Op amp as max voltage function

1. Dec 16, 2005

matejhowell

Ok, I just want to see if this would work (but never tried it).

Given a standard (though not ideal, let it be real world) op-amp, it has 5 main inputs -- I+, I-, O, V+, V-. If no loops were formed, and V+ was connected to I+ and V- was connected to I-, would the output O always be the maximum voltage on those two pins? What are some real world constraints?

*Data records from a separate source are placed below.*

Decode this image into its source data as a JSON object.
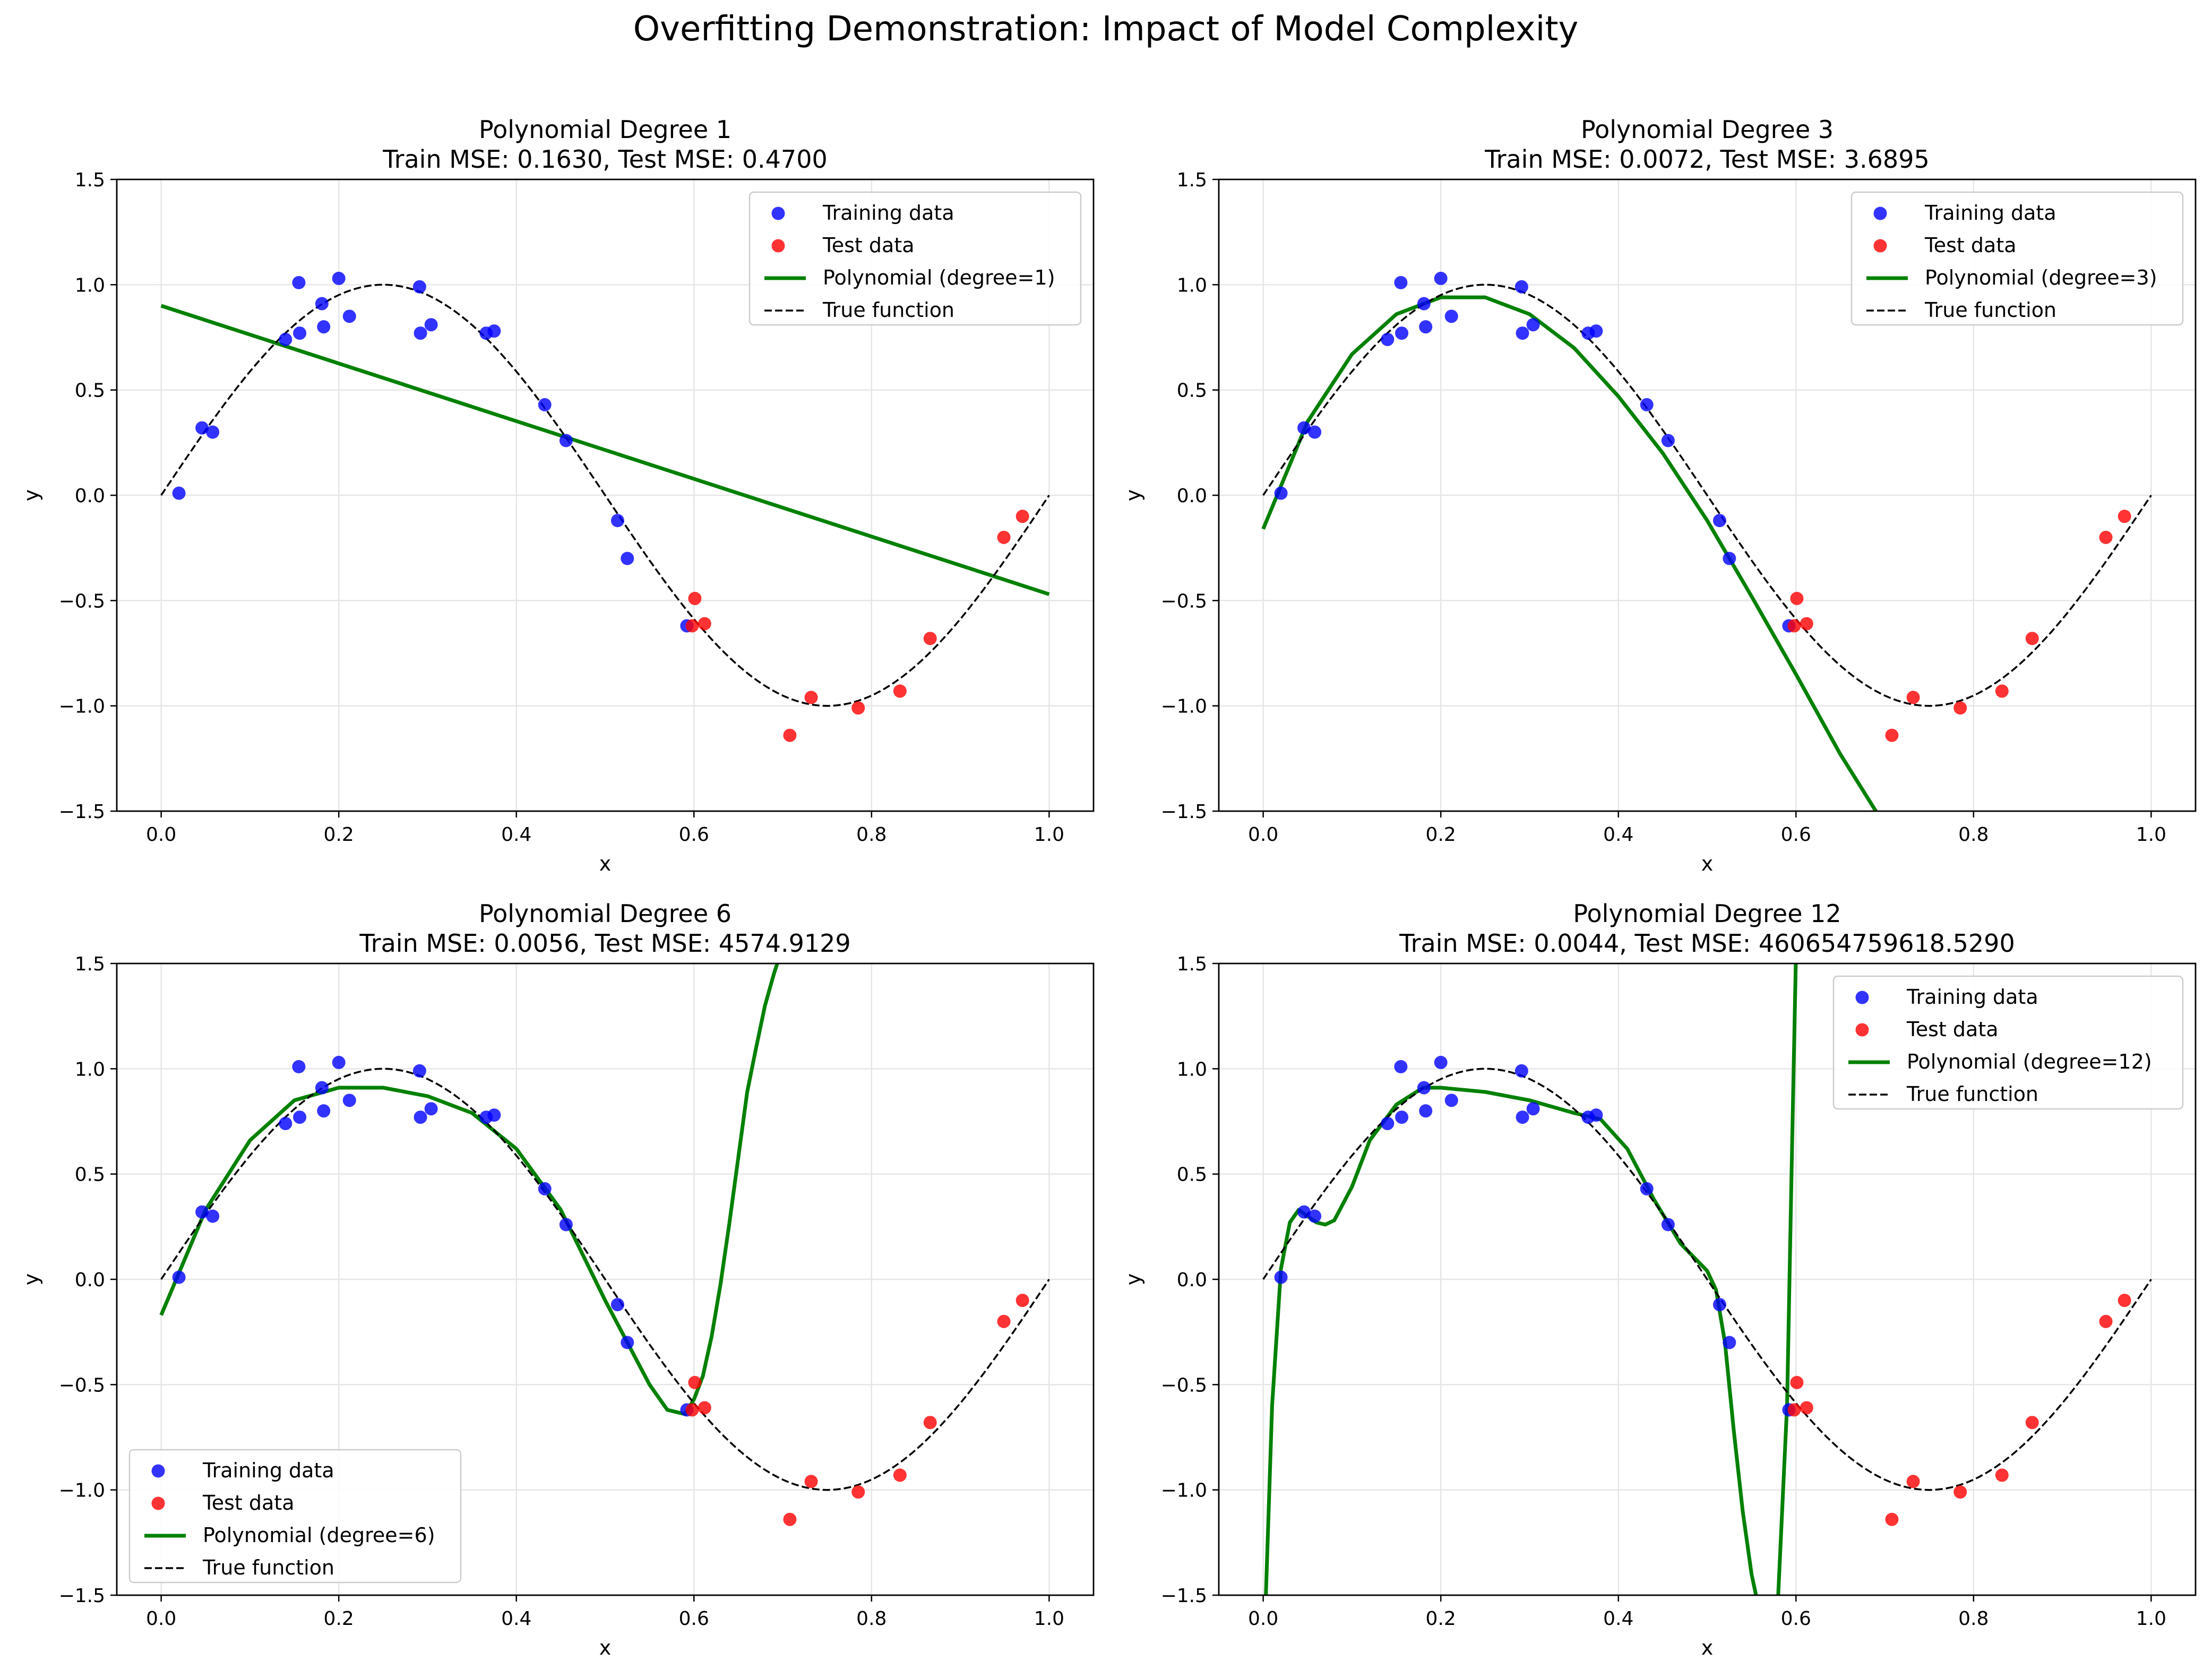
{
  "figure": {
    "suptitle": "Overfitting Demonstration: Impact of Model Complexity"
  },
  "chart_data": [
    {
      "type": "scatter",
      "title": "Polynomial Degree 1",
      "subtitle": "Train MSE: 0.1630, Test MSE: 0.4700",
      "xlabel": "x",
      "ylabel": "y",
      "xlim": [
        -0.05,
        1.05
      ],
      "ylim": [
        -1.5,
        1.5
      ],
      "xticks": [
        0.0,
        0.2,
        0.4,
        0.6,
        0.8,
        1.0
      ],
      "xtick_labels": [
        "0.0",
        "0.2",
        "0.4",
        "0.6",
        "0.8",
        "1.0"
      ],
      "yticks": [
        -1.5,
        -1.0,
        -0.5,
        0.0,
        0.5,
        1.0,
        1.5
      ],
      "ytick_labels": [
        "−1.5",
        "−1.0",
        "−0.5",
        "0.0",
        "0.5",
        "1.0",
        "1.5"
      ],
      "grid": true,
      "legend_position": "upper right",
      "degree": 1,
      "series": [
        {
          "name": "Training data",
          "kind": "scatter",
          "color": "#0000ff",
          "x": [
            0.02,
            0.046,
            0.058,
            0.14,
            0.155,
            0.156,
            0.181,
            0.183,
            0.2,
            0.212,
            0.291,
            0.292,
            0.304,
            0.366,
            0.375,
            0.432,
            0.456,
            0.514,
            0.525,
            0.592
          ],
          "y": [
            0.01,
            0.32,
            0.3,
            0.74,
            1.01,
            0.77,
            0.91,
            0.8,
            1.03,
            0.85,
            0.99,
            0.77,
            0.81,
            0.77,
            0.78,
            0.43,
            0.26,
            -0.12,
            -0.3,
            -0.62
          ]
        },
        {
          "name": "Test data",
          "kind": "scatter",
          "color": "#ff0000",
          "x": [
            0.598,
            0.601,
            0.612,
            0.708,
            0.732,
            0.785,
            0.832,
            0.866,
            0.949,
            0.97
          ],
          "y": [
            -0.62,
            -0.49,
            -0.61,
            -1.14,
            -0.96,
            -1.01,
            -0.93,
            -0.68,
            -0.2,
            -0.1
          ]
        },
        {
          "name": "Polynomial (degree=1)",
          "kind": "line",
          "color": "#008000",
          "x": [
            0.0,
            1.0
          ],
          "y": [
            0.9,
            -0.47
          ]
        },
        {
          "name": "True function",
          "kind": "dashed-line",
          "color": "#000000",
          "function": "sin(2*pi*x)",
          "x_range": [
            0.0,
            1.0
          ]
        }
      ]
    },
    {
      "type": "scatter",
      "title": "Polynomial Degree 3",
      "subtitle": "Train MSE: 0.0072, Test MSE: 3.6895",
      "xlabel": "x",
      "ylabel": "y",
      "xlim": [
        -0.05,
        1.05
      ],
      "ylim": [
        -1.5,
        1.5
      ],
      "xticks": [
        0.0,
        0.2,
        0.4,
        0.6,
        0.8,
        1.0
      ],
      "xtick_labels": [
        "0.0",
        "0.2",
        "0.4",
        "0.6",
        "0.8",
        "1.0"
      ],
      "yticks": [
        -1.5,
        -1.0,
        -0.5,
        0.0,
        0.5,
        1.0,
        1.5
      ],
      "ytick_labels": [
        "−1.5",
        "−1.0",
        "−0.5",
        "0.0",
        "0.5",
        "1.0",
        "1.5"
      ],
      "grid": true,
      "legend_position": "upper right",
      "degree": 3,
      "series": [
        {
          "name": "Training data",
          "kind": "scatter",
          "color": "#0000ff",
          "x": [
            0.02,
            0.046,
            0.058,
            0.14,
            0.155,
            0.156,
            0.181,
            0.183,
            0.2,
            0.212,
            0.291,
            0.292,
            0.304,
            0.366,
            0.375,
            0.432,
            0.456,
            0.514,
            0.525,
            0.592
          ],
          "y": [
            0.01,
            0.32,
            0.3,
            0.74,
            1.01,
            0.77,
            0.91,
            0.8,
            1.03,
            0.85,
            0.99,
            0.77,
            0.81,
            0.77,
            0.78,
            0.43,
            0.26,
            -0.12,
            -0.3,
            -0.62
          ]
        },
        {
          "name": "Test data",
          "kind": "scatter",
          "color": "#ff0000",
          "x": [
            0.598,
            0.601,
            0.612,
            0.708,
            0.732,
            0.785,
            0.832,
            0.866,
            0.949,
            0.97
          ],
          "y": [
            -0.62,
            -0.49,
            -0.61,
            -1.14,
            -0.96,
            -1.01,
            -0.93,
            -0.68,
            -0.2,
            -0.1
          ]
        },
        {
          "name": "Polynomial (degree=3)",
          "kind": "line",
          "color": "#008000",
          "x": [
            0.0,
            0.05,
            0.1,
            0.15,
            0.2,
            0.25,
            0.3,
            0.35,
            0.4,
            0.45,
            0.5,
            0.55,
            0.6,
            0.65,
            0.69
          ],
          "y": [
            -0.16,
            0.35,
            0.67,
            0.86,
            0.94,
            0.94,
            0.86,
            0.7,
            0.47,
            0.2,
            -0.12,
            -0.48,
            -0.85,
            -1.23,
            -1.5
          ]
        },
        {
          "name": "True function",
          "kind": "dashed-line",
          "color": "#000000",
          "function": "sin(2*pi*x)",
          "x_range": [
            0.0,
            1.0
          ]
        }
      ]
    },
    {
      "type": "scatter",
      "title": "Polynomial Degree 6",
      "subtitle": "Train MSE: 0.0056, Test MSE: 4574.9129",
      "xlabel": "x",
      "ylabel": "y",
      "xlim": [
        -0.05,
        1.05
      ],
      "ylim": [
        -1.5,
        1.5
      ],
      "xticks": [
        0.0,
        0.2,
        0.4,
        0.6,
        0.8,
        1.0
      ],
      "xtick_labels": [
        "0.0",
        "0.2",
        "0.4",
        "0.6",
        "0.8",
        "1.0"
      ],
      "yticks": [
        -1.5,
        -1.0,
        -0.5,
        0.0,
        0.5,
        1.0,
        1.5
      ],
      "ytick_labels": [
        "−1.5",
        "−1.0",
        "−0.5",
        "0.0",
        "0.5",
        "1.0",
        "1.5"
      ],
      "grid": true,
      "legend_position": "lower left",
      "degree": 6,
      "series": [
        {
          "name": "Training data",
          "kind": "scatter",
          "color": "#0000ff",
          "x": [
            0.02,
            0.046,
            0.058,
            0.14,
            0.155,
            0.156,
            0.181,
            0.183,
            0.2,
            0.212,
            0.291,
            0.292,
            0.304,
            0.366,
            0.375,
            0.432,
            0.456,
            0.514,
            0.525,
            0.592
          ],
          "y": [
            0.01,
            0.32,
            0.3,
            0.74,
            1.01,
            0.77,
            0.91,
            0.8,
            1.03,
            0.85,
            0.99,
            0.77,
            0.81,
            0.77,
            0.78,
            0.43,
            0.26,
            -0.12,
            -0.3,
            -0.62
          ]
        },
        {
          "name": "Test data",
          "kind": "scatter",
          "color": "#ff0000",
          "x": [
            0.598,
            0.601,
            0.612,
            0.708,
            0.732,
            0.785,
            0.832,
            0.866,
            0.949,
            0.97
          ],
          "y": [
            -0.62,
            -0.49,
            -0.61,
            -1.14,
            -0.96,
            -1.01,
            -0.93,
            -0.68,
            -0.2,
            -0.1
          ]
        },
        {
          "name": "Polynomial (degree=6)",
          "kind": "line",
          "color": "#008000",
          "x": [
            0.0,
            0.05,
            0.1,
            0.15,
            0.2,
            0.25,
            0.3,
            0.35,
            0.4,
            0.45,
            0.5,
            0.55,
            0.57,
            0.59,
            0.6,
            0.61,
            0.62,
            0.63,
            0.64,
            0.65,
            0.66,
            0.67,
            0.68,
            0.69,
            0.7
          ],
          "y": [
            -0.17,
            0.33,
            0.66,
            0.85,
            0.91,
            0.91,
            0.87,
            0.79,
            0.62,
            0.33,
            -0.1,
            -0.5,
            -0.62,
            -0.64,
            -0.57,
            -0.46,
            -0.27,
            -0.02,
            0.27,
            0.58,
            0.89,
            1.1,
            1.3,
            1.45,
            1.58
          ]
        },
        {
          "name": "True function",
          "kind": "dashed-line",
          "color": "#000000",
          "function": "sin(2*pi*x)",
          "x_range": [
            0.0,
            1.0
          ]
        }
      ]
    },
    {
      "type": "scatter",
      "title": "Polynomial Degree 12",
      "subtitle": "Train MSE: 0.0044, Test MSE: 460654759618.5290",
      "xlabel": "x",
      "ylabel": "y",
      "xlim": [
        -0.05,
        1.05
      ],
      "ylim": [
        -1.5,
        1.5
      ],
      "xticks": [
        0.0,
        0.2,
        0.4,
        0.6,
        0.8,
        1.0
      ],
      "xtick_labels": [
        "0.0",
        "0.2",
        "0.4",
        "0.6",
        "0.8",
        "1.0"
      ],
      "yticks": [
        -1.5,
        -1.0,
        -0.5,
        0.0,
        0.5,
        1.0,
        1.5
      ],
      "ytick_labels": [
        "−1.5",
        "−1.0",
        "−0.5",
        "0.0",
        "0.5",
        "1.0",
        "1.5"
      ],
      "grid": true,
      "legend_position": "upper right",
      "degree": 12,
      "series": [
        {
          "name": "Training data",
          "kind": "scatter",
          "color": "#0000ff",
          "x": [
            0.02,
            0.046,
            0.058,
            0.14,
            0.155,
            0.156,
            0.181,
            0.183,
            0.2,
            0.212,
            0.291,
            0.292,
            0.304,
            0.366,
            0.375,
            0.432,
            0.456,
            0.514,
            0.525,
            0.592
          ],
          "y": [
            0.01,
            0.32,
            0.3,
            0.74,
            1.01,
            0.77,
            0.91,
            0.8,
            1.03,
            0.85,
            0.99,
            0.77,
            0.81,
            0.77,
            0.78,
            0.43,
            0.26,
            -0.12,
            -0.3,
            -0.62
          ]
        },
        {
          "name": "Test data",
          "kind": "scatter",
          "color": "#ff0000",
          "x": [
            0.598,
            0.601,
            0.612,
            0.708,
            0.732,
            0.785,
            0.832,
            0.866,
            0.949,
            0.97
          ],
          "y": [
            -0.62,
            -0.49,
            -0.61,
            -1.14,
            -0.96,
            -1.01,
            -0.93,
            -0.68,
            -0.2,
            -0.1
          ]
        },
        {
          "name": "Polynomial (degree=12)",
          "kind": "line",
          "color": "#008000",
          "x": [
            0.003,
            0.01,
            0.02,
            0.03,
            0.04,
            0.05,
            0.06,
            0.07,
            0.08,
            0.1,
            0.12,
            0.15,
            0.18,
            0.2,
            0.25,
            0.3,
            0.35,
            0.38,
            0.41,
            0.44,
            0.47,
            0.5,
            0.51,
            0.52,
            0.53,
            0.54,
            0.55,
            0.555,
            0.56,
            0.57,
            0.58,
            0.59,
            0.595,
            0.6
          ],
          "y": [
            -1.5,
            -0.6,
            0.05,
            0.27,
            0.33,
            0.3,
            0.27,
            0.26,
            0.28,
            0.44,
            0.66,
            0.83,
            0.91,
            0.91,
            0.89,
            0.85,
            0.79,
            0.76,
            0.62,
            0.38,
            0.17,
            0.04,
            -0.05,
            -0.3,
            -0.72,
            -1.1,
            -1.4,
            -1.5,
            -1.55,
            -1.55,
            -1.5,
            -0.6,
            0.5,
            1.55
          ]
        },
        {
          "name": "True function",
          "kind": "dashed-line",
          "color": "#000000",
          "function": "sin(2*pi*x)",
          "x_range": [
            0.0,
            1.0
          ]
        }
      ]
    }
  ]
}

Normally, this is a comparator, letting V+ pass to O if I+ > I-, and V- pass to O if I+ < I-. But just thought of this twist, didn't know if anyone had some thoughts...

MLH

2. Dec 16, 2005

mezarashi

Yes, in theory and generally in practice, because most op-amps have an open-loop gain of atleast >100. This means that any differential voltage seen across its input will be amplified 100 over times (over the saturation voltage). Since the output cannot go beyond saturation, it will always be in saturation. Usually, some bias currents (due to the non-ideal nature) is enough to make the output go to saturation. This also means that, it is never recommended to turn on an op-amp without negative feedback (unless you're using it as an oscillator which will require postive + negative feedback). Op-amps in saturation == very hot.

3. Dec 16, 2005

Staff: Mentor

Nah. The only thing that will make an opamp hot is if its output current spec is exceeded, which you're not going to do when you pin the output open circuit one way or the other.

As for the OP's question, yes, the output will stick high given the input biasing that you describe, but it will be "high" minus some voltage that depends on the output transistor structure. Take a look at the equivalent circuit for a typical opamp (usually included on the datasheet), and you'll see basically what the output stage looks like. Many CMOS opamps will drive rail-to-rail at the output.

Keep in mind also that especially for many comparators, the input voltage range may not include the rails. So if you pull one or both of the inputs too close to the rails, you may get a nonsensical output voltage.